Sem a vitamina, os glóbulos vermelhos são produzidos incorretamente, morrendo precocemente, configurando o quadro anêmico.

Fatores autoimunes, uso excessivo de antiácidos, cirurgias bariátricas ou alterações gástricas podem ser responsáveis pela manifestação do tipo pernicioso.

Anemias hemolíticas

Existem diferentes formas de anemia hemolítica, mas ela é caracterizada pela dificuldade da medula óssea em produzir glóbulos vermelhos que, por motivos diferentes, estão sendo destruídos antes do tempo adequado.

Isso pode acontecer devido a determinadas doenças infecciosas, autoimunes, genéticas ou hereditárias, como a esferocitose hereditária (formato anormal dos glóbulos vermelhos) e a deficiência de Glicose 6 Fosfato Desidrogenase ou G6PD (que facilita o rompimento das hemácias), por exemplo.

No caso da anemia hemolítica autoimune, o próprio sistema imunológico do paciente entende os glóbulos vermelhos como invasores. Assim, produzem anticorpos que os atacam e os destróem antes do tempo.

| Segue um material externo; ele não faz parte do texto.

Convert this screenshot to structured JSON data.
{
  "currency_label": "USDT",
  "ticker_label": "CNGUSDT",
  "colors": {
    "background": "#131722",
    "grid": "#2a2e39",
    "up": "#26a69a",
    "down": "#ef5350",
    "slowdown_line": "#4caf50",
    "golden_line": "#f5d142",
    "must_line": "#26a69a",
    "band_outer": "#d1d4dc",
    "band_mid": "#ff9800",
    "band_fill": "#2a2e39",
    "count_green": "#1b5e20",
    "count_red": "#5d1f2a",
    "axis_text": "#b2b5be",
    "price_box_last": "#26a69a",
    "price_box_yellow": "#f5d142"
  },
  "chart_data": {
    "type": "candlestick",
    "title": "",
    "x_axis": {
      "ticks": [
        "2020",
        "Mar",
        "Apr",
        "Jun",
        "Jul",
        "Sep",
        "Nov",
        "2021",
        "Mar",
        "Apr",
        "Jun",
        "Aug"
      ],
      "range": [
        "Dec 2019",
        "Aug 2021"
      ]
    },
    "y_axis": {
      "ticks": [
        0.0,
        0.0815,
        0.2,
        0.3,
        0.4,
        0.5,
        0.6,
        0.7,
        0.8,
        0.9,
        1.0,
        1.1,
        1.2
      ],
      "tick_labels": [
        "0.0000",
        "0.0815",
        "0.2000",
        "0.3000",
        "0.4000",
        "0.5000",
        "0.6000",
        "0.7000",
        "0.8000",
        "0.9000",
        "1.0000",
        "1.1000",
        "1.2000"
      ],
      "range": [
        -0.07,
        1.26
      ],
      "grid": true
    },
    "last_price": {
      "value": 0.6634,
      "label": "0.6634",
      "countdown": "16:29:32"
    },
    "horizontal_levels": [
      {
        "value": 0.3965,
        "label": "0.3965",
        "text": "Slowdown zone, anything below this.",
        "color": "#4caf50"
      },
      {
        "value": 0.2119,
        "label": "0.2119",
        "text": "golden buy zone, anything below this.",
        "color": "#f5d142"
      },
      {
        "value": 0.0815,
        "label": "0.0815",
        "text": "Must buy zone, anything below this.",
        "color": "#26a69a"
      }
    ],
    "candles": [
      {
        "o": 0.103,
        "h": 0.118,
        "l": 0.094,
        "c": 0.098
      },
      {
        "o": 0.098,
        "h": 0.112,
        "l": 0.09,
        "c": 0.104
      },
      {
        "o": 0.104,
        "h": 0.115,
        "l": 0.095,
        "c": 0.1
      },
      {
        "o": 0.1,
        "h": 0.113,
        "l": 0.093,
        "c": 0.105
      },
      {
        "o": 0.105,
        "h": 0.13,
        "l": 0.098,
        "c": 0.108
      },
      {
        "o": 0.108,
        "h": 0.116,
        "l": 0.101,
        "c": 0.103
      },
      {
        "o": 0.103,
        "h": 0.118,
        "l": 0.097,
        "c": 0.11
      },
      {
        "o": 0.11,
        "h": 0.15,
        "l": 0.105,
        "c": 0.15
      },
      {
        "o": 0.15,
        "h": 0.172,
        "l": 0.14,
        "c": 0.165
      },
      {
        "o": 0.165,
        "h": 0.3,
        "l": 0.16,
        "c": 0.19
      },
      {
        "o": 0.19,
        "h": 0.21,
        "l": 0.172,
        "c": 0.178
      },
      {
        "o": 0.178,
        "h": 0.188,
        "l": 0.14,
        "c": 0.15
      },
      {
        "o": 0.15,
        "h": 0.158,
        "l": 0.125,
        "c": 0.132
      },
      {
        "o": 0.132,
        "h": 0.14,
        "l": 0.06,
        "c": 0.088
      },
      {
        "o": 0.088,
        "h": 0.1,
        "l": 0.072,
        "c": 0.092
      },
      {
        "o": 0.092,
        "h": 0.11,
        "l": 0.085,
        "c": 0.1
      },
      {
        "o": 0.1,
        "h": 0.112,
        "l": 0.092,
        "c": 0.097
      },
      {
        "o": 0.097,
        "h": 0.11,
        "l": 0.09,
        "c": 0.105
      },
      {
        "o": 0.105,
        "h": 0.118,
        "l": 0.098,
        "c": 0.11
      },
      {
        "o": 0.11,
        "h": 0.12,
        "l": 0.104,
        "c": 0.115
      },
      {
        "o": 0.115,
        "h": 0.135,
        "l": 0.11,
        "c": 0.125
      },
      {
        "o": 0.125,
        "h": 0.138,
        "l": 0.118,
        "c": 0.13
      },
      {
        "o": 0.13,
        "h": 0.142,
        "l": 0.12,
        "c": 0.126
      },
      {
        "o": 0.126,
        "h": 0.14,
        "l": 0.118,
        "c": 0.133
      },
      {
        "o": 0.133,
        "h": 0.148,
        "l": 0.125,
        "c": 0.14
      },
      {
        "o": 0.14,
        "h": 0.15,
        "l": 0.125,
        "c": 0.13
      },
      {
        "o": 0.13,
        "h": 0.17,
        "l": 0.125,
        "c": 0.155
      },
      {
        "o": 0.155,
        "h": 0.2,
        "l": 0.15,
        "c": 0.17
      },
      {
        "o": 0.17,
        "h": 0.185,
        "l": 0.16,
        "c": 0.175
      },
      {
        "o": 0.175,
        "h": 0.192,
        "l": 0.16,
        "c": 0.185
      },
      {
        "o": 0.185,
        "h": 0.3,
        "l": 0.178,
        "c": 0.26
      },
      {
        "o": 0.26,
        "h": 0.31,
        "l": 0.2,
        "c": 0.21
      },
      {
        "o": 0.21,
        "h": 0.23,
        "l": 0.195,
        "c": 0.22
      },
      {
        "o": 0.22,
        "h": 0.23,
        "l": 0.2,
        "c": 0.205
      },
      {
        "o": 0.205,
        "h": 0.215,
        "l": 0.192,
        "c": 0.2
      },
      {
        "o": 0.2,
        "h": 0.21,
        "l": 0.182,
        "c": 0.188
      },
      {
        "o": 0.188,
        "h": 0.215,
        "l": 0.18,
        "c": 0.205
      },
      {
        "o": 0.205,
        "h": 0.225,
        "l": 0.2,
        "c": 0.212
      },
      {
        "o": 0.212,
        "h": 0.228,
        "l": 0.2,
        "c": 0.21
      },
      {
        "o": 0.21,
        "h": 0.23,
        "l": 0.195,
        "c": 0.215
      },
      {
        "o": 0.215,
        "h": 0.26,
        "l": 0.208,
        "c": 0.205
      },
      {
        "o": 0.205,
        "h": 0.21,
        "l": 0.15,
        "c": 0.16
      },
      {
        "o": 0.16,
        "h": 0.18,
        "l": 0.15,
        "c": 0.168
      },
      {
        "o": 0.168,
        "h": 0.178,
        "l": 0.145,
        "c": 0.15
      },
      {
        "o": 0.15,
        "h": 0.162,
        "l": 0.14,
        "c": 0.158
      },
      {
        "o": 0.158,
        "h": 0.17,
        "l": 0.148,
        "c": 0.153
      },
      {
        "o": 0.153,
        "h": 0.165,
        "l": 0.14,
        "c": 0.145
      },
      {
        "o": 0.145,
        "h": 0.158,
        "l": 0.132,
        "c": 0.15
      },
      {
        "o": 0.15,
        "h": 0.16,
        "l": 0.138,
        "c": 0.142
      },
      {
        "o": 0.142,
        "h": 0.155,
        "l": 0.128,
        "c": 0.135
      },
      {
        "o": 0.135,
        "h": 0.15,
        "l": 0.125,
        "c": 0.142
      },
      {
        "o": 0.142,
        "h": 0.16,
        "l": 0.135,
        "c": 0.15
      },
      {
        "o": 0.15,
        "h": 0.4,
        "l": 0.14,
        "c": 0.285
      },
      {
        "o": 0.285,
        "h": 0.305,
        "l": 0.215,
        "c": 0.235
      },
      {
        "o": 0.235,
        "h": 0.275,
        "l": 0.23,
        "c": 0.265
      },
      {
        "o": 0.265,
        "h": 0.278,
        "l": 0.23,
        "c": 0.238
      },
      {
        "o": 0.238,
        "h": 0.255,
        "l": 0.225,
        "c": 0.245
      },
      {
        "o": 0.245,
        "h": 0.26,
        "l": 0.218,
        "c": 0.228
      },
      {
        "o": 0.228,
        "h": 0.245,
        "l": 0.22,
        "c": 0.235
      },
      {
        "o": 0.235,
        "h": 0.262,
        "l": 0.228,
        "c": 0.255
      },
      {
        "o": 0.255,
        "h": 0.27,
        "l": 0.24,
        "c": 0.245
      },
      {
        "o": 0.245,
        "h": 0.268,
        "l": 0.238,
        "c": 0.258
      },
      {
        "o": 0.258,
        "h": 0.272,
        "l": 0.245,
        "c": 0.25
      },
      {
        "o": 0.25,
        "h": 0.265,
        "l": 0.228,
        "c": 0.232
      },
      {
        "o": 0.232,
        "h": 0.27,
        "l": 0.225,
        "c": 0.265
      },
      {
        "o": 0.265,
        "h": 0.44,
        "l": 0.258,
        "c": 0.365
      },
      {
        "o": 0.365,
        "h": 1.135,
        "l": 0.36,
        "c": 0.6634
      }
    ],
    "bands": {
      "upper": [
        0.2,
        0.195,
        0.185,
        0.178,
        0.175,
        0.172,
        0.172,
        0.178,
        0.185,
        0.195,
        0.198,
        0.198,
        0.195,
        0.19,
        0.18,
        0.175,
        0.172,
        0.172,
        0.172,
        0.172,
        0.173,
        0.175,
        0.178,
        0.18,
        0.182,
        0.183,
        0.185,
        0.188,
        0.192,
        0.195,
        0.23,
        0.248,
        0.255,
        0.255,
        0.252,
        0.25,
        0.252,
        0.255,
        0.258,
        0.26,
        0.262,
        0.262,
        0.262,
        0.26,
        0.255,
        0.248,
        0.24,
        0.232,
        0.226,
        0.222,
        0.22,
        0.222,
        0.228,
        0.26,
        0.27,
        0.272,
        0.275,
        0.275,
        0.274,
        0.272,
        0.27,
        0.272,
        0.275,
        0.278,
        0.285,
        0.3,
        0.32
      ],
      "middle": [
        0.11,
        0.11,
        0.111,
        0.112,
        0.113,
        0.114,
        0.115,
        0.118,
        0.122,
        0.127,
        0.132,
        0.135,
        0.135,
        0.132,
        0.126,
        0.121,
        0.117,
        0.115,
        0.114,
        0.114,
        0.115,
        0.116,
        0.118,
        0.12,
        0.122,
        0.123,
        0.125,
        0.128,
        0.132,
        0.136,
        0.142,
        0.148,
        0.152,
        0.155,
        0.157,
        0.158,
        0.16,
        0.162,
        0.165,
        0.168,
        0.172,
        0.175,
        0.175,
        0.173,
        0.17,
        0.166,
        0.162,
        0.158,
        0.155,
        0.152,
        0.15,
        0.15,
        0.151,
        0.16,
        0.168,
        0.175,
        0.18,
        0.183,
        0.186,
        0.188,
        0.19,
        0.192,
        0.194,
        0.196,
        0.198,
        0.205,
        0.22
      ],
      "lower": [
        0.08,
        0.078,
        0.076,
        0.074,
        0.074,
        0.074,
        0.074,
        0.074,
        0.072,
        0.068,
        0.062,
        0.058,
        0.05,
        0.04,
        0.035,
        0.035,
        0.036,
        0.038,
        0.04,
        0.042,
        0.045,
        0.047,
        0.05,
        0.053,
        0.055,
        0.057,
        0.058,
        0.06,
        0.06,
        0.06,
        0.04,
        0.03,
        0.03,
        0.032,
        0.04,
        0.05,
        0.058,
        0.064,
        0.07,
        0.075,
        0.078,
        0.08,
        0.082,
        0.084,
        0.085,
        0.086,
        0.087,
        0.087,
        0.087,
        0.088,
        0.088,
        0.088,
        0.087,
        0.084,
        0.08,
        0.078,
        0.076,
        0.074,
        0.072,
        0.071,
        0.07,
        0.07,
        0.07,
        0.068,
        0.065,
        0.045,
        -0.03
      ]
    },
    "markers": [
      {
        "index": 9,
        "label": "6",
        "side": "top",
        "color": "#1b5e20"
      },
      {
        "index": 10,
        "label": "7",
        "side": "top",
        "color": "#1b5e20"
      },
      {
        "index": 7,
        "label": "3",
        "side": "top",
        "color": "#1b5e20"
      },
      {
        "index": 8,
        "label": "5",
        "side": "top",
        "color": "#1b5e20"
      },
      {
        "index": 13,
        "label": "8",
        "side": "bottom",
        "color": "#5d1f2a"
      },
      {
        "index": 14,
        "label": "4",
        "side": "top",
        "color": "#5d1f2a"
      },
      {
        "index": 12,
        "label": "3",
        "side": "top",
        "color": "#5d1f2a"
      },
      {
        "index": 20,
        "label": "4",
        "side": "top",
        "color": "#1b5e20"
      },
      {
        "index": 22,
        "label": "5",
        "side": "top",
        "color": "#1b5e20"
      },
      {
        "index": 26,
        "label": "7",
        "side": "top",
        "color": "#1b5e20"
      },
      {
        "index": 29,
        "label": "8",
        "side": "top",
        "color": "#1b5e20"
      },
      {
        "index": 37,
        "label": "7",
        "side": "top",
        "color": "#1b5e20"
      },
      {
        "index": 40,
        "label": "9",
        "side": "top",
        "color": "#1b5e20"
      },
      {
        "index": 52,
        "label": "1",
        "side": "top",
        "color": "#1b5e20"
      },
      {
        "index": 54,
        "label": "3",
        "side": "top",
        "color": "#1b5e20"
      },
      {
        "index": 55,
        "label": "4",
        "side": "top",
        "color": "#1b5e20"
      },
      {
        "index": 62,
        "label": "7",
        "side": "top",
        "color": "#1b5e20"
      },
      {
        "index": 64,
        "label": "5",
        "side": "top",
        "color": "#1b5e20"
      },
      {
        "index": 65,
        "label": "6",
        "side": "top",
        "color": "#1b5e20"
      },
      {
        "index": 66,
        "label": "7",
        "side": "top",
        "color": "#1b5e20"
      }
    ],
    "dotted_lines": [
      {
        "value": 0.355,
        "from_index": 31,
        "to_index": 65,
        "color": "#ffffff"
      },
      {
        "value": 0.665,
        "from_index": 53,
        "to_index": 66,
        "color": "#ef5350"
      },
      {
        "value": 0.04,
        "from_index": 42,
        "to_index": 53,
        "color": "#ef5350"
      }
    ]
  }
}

Nesse tipo, o tratamento depende da causa. Na manifestação autoimune, por exemplo, pode ser necessário o tratamento com medicamentos que inibem o sistema imunológico.

Anemia do recém-nascido

Recém-nascidos também podem sofrer com a anemia. A principal causa desse tipo de problema é uma doença chamada eritroblastose fetal, ou incompatibilidade de Rh.

O Rh, ou fator Rh, é um antígeno presente no sangue, que recebe classificação positiva ou negativa.Quando alguém possui o antígeno naturalmente ele é considerado Rh+ (positivo). As pessoas que não apresentam esse fator Rh naturalmente são classificadas como Rh- (negativo).

Quando o Rh positivo do bebê entra em contato com o Rh negativo da mãe, o sistema imunológico da gestante pode acabar produzindo anticorpos para se defender desses antígenos do feto, ao entendê-los como corpos estranhos.

Essa reação do sistema de defesa recebe o nome de sensibilização Rh.

Por causa desse conflito entre os antígenos da mãe e do bebê, o recém-nascido pode sofrer com a anemia, pois os anticorpos podem atravessar a placenta até o feto, provocando a destruição das hemácias.

Para se defender dessa anemia, o organismo do recém-nascido reage produzindo hemácias imaturas, denominadas eritroblastos. Essa é uma condição que pode trazer sérios riscos para a saúde do bebê.

Raramente essa incompatibilidade de Rh provoca problemas durante a primeira gestação. No entanto, por ficar mais sensibilizada, os riscos em gestações futuras é maior.

Anemia por doenças crônicas

Pode ser provocada pela presença de doenças autoimunes, câncer, doenças infecciosas, insuficiência renal crônica e outras patologias como o HIV/AIDS, artrite reumatoide e doença de Crohn.

Nessas condições, os pacientes correm um risco maior de apresentarem uma baixa produção de glóbulos vermelhos.